Practical and Real-World Connections

  • Real-world relevance: understanding DNA-to-protein flow underpins genetics, biotechnology, medicine, and evolutionary biology.
  • Acknowledgement of exceptions: while the genetic code is largely universal, some bacteria show slight deviations; the concept is a powerful unifying theme rather than a rigid rule.
  • The unity/diversity of life helps explain why model organisms like yeast (single-celled eukaryotes) are used in research and why studying bacteria and archaea informs our understanding of more complex life.
  • Ethical and philosophical discussion: the definition of life is not straightforward; this has implications for fields like synthetic biology, astrobiology, and debates about the boundaries of life.

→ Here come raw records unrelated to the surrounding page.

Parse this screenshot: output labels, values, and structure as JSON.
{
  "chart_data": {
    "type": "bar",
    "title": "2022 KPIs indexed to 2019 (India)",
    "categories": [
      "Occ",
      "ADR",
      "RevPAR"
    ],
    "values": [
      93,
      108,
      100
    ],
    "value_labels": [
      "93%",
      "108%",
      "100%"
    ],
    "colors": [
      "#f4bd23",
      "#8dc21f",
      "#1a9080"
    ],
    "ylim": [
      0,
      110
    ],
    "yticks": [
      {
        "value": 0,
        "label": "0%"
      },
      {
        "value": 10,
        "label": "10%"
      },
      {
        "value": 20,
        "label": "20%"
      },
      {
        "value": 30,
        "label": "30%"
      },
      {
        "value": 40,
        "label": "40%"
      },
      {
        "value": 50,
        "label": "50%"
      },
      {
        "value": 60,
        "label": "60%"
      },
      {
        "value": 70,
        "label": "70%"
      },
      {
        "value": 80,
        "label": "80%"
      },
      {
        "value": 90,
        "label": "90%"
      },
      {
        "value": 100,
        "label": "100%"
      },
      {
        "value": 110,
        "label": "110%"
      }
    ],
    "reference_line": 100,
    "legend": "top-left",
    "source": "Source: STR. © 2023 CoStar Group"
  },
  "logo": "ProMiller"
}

Study and Exam Preparation: Practical Details

  • Open-note quizzes: use notes as a tool, but attempt without notes first to gauge recall and understanding.
  • In-class group work: collaboration is encouraged for unit wrap-up activities; no external internet or notes during those tasks.
  • Studying strategy: short, daily study sessions outperform long cram sessions; build a habit of daily engagement with the material.
  • Bio buddies / study guides: students prepare a one-page front-and-back study sheet before the exam; this serves as a personal reference to key topics and difficult points; this is a permitted resource, not a penalty.
  • Important submission notes: dates in Canvas/Gradescope may require date corrections; follow instructor updates and wait for posted corrections before submitting; grading for the first participation tasks may occur after class and be reflected in Canvas accordingly.

Links to Future Lectures and Topics

  • Unit 2 and Unit 3 will expand on DNA structure and function, transcription/translation mechanics, and the genetic code in more depth.
  • Expect deeper exploration of molecular biology, genomes, and protein synthesis, building on the central dogma introduced here.

Summary of Key Points to Remember

  • Life is best understood as a set of shared characteristics rather than a single strict definition:
    • DNA exists in all life forms; central dogma governs information flow from DNA to RNA to protein.
    • All life uses the same basic genetic code with a four-letter alphabet in DNA (A, T, C, G) and RNA (A, U, C, G).
    • Organisms can be unicellular or multicellular; cells come from existing cells; energy acquisition and usage are essential; life responds to the environment and maintains homeostasis.
  • The unity of life is reflected in the shared DNA-based machinery and the universality of core processes, even as life diverges into bacteria, archaea, and eukaryotes with wide diversity in form and habit.